ANN ARBOR, MI — A lawsuit over Ann Arbor’s approval of a 15-story skyscraper will continue under a new judge in 2025.

Outgoing Judge Tim Connors on Friday, Dec. 20, denied the city’s decision motion to dismiss the case filed against the city by 716 Packard LLC, owner of the Domino’s Pizza property next to the Five Corners development site off State and Packard streets.

The case is now assigned to Judge Tracy Van den Bergh and will continue in Washtenaw County Circuit Court.

The LLC, whose registered agent is Faramarz Farahanchi, says the city had a legal obligation to pay more attention to the project’s potential negative impacts, including the shadow it would cast on the pizzeria’s smaller building.

Domino’s is not a party to the lawsuit filed in July.

City lawyers say the City Council properly exercised its legislative authority when approve the project with special zoning in June and said the plaintiff failed to demonstrate any particular harm or substantial right adversely affected by the rezoning.

The Council approved plans by Chicago-based developer Core Spaces and Schenk Realty to rezone 12 properties, including Jack’s Hardware and several surrounding buildings, into a nearly 1.3-acre planned unit development site, or PUD.

Jack’s Hardware closed on Packard Street, but moved to Ann Arbor

The court docket says a further evaluation of the case is scheduled for March 19, then a status conference on April 24.

If the project is allowed to move forward as approved, the new residential tower would contain 387 apartments with nearly 1,000 beds intended for University of Michigan students, ranging from studios to six-bedroom units.

Five corners

A sign outside Jack’s Hardware on Packard Street in Ann Arbor on October 8, 2024, announcing that the business will make way for the Five Corners high-rise development. (Ryan Stanton | MLive.com)Ryan Stanton | The Ann Arbor News

Andrew Sugerman and Nicole Ajami, the plaintiff’s attorneys, said in court Dec. 13 that the case involves the city’s “complete disregard for its own laws and procedures” and a “pay-to-play” development practice.

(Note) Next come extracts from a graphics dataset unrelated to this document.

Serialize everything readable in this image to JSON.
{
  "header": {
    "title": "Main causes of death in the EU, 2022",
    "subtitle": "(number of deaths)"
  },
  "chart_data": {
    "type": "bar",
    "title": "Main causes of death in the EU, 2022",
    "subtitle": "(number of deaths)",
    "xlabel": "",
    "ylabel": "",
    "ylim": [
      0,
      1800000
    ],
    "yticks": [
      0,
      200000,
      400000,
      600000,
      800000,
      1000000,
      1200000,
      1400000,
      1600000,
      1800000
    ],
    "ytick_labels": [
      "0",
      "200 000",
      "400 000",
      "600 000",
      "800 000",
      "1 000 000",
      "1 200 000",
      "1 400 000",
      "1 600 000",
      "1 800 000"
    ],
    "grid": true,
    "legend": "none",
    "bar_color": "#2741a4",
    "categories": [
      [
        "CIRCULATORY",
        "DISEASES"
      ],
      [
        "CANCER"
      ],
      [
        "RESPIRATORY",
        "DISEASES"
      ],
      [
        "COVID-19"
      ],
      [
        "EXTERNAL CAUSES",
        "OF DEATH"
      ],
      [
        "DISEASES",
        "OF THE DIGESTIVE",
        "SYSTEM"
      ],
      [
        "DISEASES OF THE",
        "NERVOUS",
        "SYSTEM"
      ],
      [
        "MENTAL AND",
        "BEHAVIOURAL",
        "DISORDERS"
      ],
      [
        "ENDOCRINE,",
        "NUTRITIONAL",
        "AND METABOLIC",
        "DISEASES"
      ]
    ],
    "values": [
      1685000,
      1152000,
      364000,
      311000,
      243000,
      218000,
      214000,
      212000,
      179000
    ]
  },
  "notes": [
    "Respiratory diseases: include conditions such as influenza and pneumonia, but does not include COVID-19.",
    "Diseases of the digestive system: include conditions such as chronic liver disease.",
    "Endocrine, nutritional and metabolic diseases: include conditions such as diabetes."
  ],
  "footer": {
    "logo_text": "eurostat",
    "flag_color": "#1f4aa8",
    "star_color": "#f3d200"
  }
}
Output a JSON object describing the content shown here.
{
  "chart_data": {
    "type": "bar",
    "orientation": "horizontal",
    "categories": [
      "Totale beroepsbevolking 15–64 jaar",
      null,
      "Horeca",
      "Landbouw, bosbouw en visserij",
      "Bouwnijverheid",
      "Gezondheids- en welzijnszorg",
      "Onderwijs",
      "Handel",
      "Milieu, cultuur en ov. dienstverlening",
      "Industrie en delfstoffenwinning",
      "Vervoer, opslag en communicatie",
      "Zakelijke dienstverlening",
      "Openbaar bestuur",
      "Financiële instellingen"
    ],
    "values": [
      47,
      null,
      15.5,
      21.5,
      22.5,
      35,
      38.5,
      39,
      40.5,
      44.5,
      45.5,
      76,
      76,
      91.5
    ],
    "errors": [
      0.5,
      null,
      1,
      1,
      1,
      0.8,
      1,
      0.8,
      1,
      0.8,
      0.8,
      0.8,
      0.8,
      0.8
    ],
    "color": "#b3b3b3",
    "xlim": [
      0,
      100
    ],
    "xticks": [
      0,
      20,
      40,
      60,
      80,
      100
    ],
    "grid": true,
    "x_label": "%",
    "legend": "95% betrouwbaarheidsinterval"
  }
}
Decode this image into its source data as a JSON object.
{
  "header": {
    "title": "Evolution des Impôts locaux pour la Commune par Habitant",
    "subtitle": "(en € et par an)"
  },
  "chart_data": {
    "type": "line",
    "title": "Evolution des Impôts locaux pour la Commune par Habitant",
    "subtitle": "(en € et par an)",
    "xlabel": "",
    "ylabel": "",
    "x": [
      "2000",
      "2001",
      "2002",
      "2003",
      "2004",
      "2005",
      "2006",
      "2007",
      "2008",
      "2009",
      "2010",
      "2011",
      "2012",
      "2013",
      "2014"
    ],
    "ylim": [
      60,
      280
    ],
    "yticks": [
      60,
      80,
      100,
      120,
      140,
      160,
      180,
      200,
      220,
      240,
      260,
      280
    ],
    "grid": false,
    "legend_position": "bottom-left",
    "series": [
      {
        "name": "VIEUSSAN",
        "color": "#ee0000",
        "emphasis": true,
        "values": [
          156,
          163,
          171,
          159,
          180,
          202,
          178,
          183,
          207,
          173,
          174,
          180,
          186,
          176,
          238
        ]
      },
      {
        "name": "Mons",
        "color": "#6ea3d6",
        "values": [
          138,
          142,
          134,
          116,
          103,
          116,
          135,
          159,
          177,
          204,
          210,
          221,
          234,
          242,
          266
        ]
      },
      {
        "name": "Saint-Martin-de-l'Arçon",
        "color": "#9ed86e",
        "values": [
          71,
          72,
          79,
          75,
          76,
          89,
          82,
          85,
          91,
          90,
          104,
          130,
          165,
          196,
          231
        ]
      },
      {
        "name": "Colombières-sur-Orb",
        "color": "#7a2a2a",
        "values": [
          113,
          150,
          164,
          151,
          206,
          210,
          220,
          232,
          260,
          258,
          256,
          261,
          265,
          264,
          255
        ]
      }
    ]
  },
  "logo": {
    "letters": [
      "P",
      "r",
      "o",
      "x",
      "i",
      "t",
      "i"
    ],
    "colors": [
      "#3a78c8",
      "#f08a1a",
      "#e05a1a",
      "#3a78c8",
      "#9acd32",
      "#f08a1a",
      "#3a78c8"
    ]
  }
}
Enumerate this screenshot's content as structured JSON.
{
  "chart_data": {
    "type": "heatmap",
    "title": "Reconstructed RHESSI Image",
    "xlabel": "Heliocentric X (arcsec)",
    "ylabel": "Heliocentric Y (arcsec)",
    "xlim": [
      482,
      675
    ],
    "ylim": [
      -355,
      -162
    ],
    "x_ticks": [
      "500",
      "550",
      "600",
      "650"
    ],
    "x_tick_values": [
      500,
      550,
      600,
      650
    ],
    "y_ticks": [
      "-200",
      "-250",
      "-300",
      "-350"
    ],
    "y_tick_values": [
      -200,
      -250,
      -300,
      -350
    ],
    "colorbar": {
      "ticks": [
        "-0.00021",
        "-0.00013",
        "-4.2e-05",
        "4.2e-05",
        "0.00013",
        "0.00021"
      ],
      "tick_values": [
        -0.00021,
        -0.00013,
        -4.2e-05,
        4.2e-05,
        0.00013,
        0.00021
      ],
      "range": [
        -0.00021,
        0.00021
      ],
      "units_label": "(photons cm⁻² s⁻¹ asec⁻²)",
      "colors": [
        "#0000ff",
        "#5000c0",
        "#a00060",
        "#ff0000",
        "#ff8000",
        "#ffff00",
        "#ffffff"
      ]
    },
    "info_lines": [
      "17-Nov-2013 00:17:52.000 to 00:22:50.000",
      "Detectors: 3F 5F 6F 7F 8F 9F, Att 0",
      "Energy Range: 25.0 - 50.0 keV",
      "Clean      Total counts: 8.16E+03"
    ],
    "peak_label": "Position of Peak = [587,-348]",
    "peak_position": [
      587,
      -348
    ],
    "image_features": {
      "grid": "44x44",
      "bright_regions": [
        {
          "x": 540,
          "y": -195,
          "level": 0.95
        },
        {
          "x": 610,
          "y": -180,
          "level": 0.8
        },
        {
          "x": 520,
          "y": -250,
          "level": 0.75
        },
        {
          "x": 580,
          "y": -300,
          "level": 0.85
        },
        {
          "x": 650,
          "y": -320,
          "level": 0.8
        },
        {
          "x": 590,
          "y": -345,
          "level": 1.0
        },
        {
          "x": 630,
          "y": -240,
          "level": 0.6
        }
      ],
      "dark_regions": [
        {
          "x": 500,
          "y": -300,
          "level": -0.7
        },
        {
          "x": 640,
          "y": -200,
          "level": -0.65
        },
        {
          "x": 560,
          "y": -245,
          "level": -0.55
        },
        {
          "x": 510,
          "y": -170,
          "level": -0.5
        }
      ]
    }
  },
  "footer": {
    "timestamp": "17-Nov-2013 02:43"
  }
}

They said the development plan didn’t adequately describe the Domino’s Pizza property, so planning officials couldn’t do their job properly when reviewing it.

“If the Five Corners development is built, according to the proposed drawings, the plaintiff’s property will be squeezed very closely between Packard Street, State Street and the Five Corners development,” the plaintiff’s attorneys wrote.

Five corners

A rendering of the Five Corners high-rise development proposed by Chicago-based developer Core Spaces in partnership with Schenk Realty along State and Packard streets in Ann Arbor. Architects on the project include DLR Group and J Bradley Moore and Associates.DLR Group and J Bradley Moore and Associates

They also argued the city engaged in “illegal zoning” by requiring the developer to make a $6.6 million payment to the city’s affordable housing fund as a condition of PUD approval. Michigan courts require zoning conditions to be voluntary, which is not voluntary, they said.

“Plaintiffs allege violation of due process, illegal spot zoning, and illegal contract zoning,” they wrote.

They are asking the court for more than $25,000 in damages in addition to seeking to invalidate the rezoning.

The city responded to the plaintiff’s arguments in part by asserting that even under previous low-density zoning, the developer could have erected a building tall enough to produce similar alleged shade, wind and runoff impacts on the city. neighboring property.

The applicant has not demonstrated that the city acted arbitrarily or capriciously in approving the rezoning, nor that the applicant was denied notice and a meaningful opportunity to be heard, according to the city.